De banksector gaat door diepgaande veranderingen. Duurzame beleggingen profiteren daar nog niet echt van, vindt ondervoorzitter van BZB-Fedafin Jean-Pol Guisset.
Al sinds 1978 is Jean-Pol Guisset directeur van een zelfstandig bankagentschap, die hij inmiddels samen met zijn zoon uitvoert. In die lange carrière werkte hij voor verschillende instellingen, onder andere voor ASLK, Generale Bank en Fortis Bank, nu BNP Paribas Fortis.
De sector kent Guisset als de man die de Franstalige directeurs van zelfstandige agentschappen samenbracht in Fedafin. Inmiddels is de belangenorganisatie samengesmolten met zijn Vlaamse tegenhanger tot BZB-Fedafin, dat vandaag 2.800 leden kent. ‘We zitten nu aan dezelfde onderhandelingstafel en dat is logisch; we hebben zo goed als dezelfde mening over de problematieken waarmee zelfstandige agenten worden geconfronteerd’, zegt hij.
Onderhandelingen
BZB-Fedafin heeft in het verleden een belangrijke rol gespeeld in de onderhandelingen die uiteindelijk hebben geleid tot het officiële statuut voor zelfstandige bankagenten, de wet Willems uit 1998. De organisatie positioneert zich als drukkingsgroep, zoals onlangs nog bij de aangekondigde herstructurering in het netwerk van ING Bank.
‘Naast die rol als vertegenwoordiger publiceren wij eveneens een driemaandelijks magazine en verzorgen we opleidingen, zoals bijvoorbeeld over hoe de regels van de FSMA moeten worden nageleefd, over contractbreuk of over hypothecaire leningen. Dat aanbod schommelt in functie van de vraag van onze leden.’

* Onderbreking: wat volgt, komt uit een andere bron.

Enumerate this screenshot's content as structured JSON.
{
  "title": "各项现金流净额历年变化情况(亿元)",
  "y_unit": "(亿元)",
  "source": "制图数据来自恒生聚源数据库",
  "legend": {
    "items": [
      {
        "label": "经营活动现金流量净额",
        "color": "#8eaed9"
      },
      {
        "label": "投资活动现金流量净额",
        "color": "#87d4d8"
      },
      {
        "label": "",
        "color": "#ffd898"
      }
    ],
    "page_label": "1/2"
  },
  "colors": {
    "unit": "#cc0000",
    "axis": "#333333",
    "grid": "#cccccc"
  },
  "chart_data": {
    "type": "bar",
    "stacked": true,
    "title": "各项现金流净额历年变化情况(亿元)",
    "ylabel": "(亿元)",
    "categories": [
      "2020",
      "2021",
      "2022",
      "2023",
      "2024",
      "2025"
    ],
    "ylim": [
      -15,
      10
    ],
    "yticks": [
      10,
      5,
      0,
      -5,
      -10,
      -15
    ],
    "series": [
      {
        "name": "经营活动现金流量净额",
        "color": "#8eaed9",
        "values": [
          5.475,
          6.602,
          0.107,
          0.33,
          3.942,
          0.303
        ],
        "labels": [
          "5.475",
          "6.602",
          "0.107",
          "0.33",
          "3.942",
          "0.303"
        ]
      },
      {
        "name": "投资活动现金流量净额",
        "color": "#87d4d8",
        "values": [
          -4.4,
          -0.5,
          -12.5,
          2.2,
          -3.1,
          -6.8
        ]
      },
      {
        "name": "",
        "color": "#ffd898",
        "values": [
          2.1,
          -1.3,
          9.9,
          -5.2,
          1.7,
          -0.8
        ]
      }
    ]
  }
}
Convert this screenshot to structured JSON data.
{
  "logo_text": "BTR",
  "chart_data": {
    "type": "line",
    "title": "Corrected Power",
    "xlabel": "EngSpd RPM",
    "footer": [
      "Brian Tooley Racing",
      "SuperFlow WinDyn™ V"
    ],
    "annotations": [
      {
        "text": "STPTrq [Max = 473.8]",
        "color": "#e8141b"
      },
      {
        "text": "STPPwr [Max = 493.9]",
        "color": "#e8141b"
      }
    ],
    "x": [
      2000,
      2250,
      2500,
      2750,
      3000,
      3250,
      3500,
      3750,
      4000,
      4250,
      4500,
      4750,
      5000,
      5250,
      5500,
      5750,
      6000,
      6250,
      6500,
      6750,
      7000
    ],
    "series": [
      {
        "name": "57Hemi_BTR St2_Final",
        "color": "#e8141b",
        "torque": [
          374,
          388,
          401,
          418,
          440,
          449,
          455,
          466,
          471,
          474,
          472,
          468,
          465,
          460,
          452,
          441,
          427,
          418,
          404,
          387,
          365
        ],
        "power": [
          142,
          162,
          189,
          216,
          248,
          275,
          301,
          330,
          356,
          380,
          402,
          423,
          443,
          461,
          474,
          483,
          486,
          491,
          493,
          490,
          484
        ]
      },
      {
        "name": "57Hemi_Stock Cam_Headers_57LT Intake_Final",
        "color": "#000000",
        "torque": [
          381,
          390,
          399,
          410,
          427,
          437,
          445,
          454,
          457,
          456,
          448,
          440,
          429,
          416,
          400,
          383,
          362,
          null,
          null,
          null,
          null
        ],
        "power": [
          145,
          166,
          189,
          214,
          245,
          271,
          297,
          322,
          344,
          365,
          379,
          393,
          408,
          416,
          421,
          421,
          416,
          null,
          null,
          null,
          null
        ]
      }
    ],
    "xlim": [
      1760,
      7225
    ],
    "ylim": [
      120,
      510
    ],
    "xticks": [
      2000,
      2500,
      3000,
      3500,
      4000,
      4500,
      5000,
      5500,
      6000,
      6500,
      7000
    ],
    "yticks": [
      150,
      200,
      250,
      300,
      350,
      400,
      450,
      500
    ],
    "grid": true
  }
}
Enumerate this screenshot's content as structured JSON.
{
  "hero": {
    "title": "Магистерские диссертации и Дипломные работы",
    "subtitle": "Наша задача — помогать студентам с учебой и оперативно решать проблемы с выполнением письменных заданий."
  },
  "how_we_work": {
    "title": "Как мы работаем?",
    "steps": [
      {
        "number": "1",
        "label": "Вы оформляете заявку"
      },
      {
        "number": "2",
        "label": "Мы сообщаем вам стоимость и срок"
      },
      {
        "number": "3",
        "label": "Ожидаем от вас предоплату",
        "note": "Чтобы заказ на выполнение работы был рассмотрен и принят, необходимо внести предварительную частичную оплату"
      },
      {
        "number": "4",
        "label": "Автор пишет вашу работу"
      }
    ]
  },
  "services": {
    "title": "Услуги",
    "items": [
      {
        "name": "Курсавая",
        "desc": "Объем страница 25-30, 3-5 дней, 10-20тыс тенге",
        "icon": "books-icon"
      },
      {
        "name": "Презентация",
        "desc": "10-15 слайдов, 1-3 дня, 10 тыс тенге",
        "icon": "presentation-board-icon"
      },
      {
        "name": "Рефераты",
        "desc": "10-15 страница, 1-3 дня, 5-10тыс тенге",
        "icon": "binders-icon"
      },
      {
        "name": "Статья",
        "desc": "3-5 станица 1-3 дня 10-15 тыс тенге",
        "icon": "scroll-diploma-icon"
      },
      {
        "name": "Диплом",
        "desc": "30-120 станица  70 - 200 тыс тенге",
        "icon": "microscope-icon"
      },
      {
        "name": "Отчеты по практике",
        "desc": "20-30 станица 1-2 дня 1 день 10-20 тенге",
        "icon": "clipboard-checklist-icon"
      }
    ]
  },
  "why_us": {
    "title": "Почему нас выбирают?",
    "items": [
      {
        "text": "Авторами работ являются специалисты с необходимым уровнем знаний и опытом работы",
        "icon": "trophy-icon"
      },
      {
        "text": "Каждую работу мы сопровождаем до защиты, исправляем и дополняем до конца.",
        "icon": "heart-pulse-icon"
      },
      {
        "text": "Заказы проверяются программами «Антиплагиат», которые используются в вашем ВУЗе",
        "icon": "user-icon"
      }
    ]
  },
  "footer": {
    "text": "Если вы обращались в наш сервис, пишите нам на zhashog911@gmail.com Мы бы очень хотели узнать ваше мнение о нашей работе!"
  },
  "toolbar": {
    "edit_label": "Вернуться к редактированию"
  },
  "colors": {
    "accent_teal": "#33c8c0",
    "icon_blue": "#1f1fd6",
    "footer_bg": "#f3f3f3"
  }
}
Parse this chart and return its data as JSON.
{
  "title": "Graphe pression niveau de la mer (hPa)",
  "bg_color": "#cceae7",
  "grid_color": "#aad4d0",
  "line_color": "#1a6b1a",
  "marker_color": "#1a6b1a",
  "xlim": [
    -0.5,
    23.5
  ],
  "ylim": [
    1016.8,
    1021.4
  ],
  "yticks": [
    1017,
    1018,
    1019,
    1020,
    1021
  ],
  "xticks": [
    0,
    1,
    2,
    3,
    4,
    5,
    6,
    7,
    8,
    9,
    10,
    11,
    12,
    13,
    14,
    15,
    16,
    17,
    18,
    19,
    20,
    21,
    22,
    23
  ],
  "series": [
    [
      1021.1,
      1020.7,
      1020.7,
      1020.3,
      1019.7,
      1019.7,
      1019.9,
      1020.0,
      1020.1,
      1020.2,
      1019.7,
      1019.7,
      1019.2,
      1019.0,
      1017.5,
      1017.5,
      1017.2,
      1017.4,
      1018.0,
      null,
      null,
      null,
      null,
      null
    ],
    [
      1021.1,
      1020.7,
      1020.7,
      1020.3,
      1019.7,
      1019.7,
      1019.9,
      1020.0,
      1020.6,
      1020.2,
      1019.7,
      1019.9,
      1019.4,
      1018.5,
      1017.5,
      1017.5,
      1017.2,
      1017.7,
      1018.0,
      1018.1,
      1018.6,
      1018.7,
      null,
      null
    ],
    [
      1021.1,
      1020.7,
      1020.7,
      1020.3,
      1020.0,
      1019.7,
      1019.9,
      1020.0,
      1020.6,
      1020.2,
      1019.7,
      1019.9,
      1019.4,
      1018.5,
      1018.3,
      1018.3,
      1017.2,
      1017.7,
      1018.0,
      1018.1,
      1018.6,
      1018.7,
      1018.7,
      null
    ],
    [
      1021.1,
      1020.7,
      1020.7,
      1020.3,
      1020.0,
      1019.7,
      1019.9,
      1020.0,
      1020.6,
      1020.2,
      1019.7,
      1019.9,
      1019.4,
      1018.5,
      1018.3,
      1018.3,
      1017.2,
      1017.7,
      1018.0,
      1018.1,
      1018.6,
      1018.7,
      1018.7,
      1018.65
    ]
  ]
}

Als ondervoorzitter van BZB-Fedafin heeft Jean-Pol Guisset een goede kijk op de evoluties in zijn sector. Het aantal agentschappen is de jongste jaren afgenomen. De beslissingscentra zijn vaak naar het buitenland verhuisd, en de relatie met klanten is sterk veranderd. ‘Klanten gaan vandaag minder vaak naar hun agentschap, we zien ze alleen wanneer er een probleem is. We zouden hen vaker moeten ontmoeten om hun gegevens bij te werken. Elke ontmoeting neemt sowieso minstens één uur in beslag. Het risicoprofiel moet worden opgemaakt, een eerste stap vooraleer we over beleggingen kunnen spreken. Bovendien is het productgamma vandaag heel wat uitgebreider, en zijn de wettelijke verplichtingen een pak strenger geworden.’
Duurzaamheid
‘Al onze agenten maken deel uit van het netwerk van een grote bank. Het is doorgaans op dat niveau dat er opleidingen over duurzaamheid worden gegeven. In alle meetings die we vandaag hebben, wordt er in ieder geval systematisch over duurzame beleggingen gesproken. De banken willen immers op dat vlak een volledig gamma kunnen aanbieden. Bovendien zijn deze producten meer en meer in trek. Met name de thematische fondsen die beleggen in de energieomslag, klimaatverandering, waterbeheer of groene elektriciteit doen het goed.’
Guisset moet constateren dat potentiële beleggers nog altijd een zeer defensief profiel aanhouden, waardoor veel duurzame beleggingen niet in aanmerking komen. ‘Op dit vlak heb ik de afgelopen jaren niet veel evolutie opgemerkt, mensen zijn de crisis van 2008 duidelijk nog niet vergeten. Door deze voorzichtige houding vallen heel wat duurzame beleggingen uit de boot; we moeten ons beperken tot producten met zeer weinig risico. Daarom zijn duurzame beleggingen bij klanten die minder dan 250.000 euro aan effecten hebben, nog beperkt. Doorgaans gaan beleggers meer in duurzame producten beleggen naarmate de waarde van hun portefeuille toeneemt.’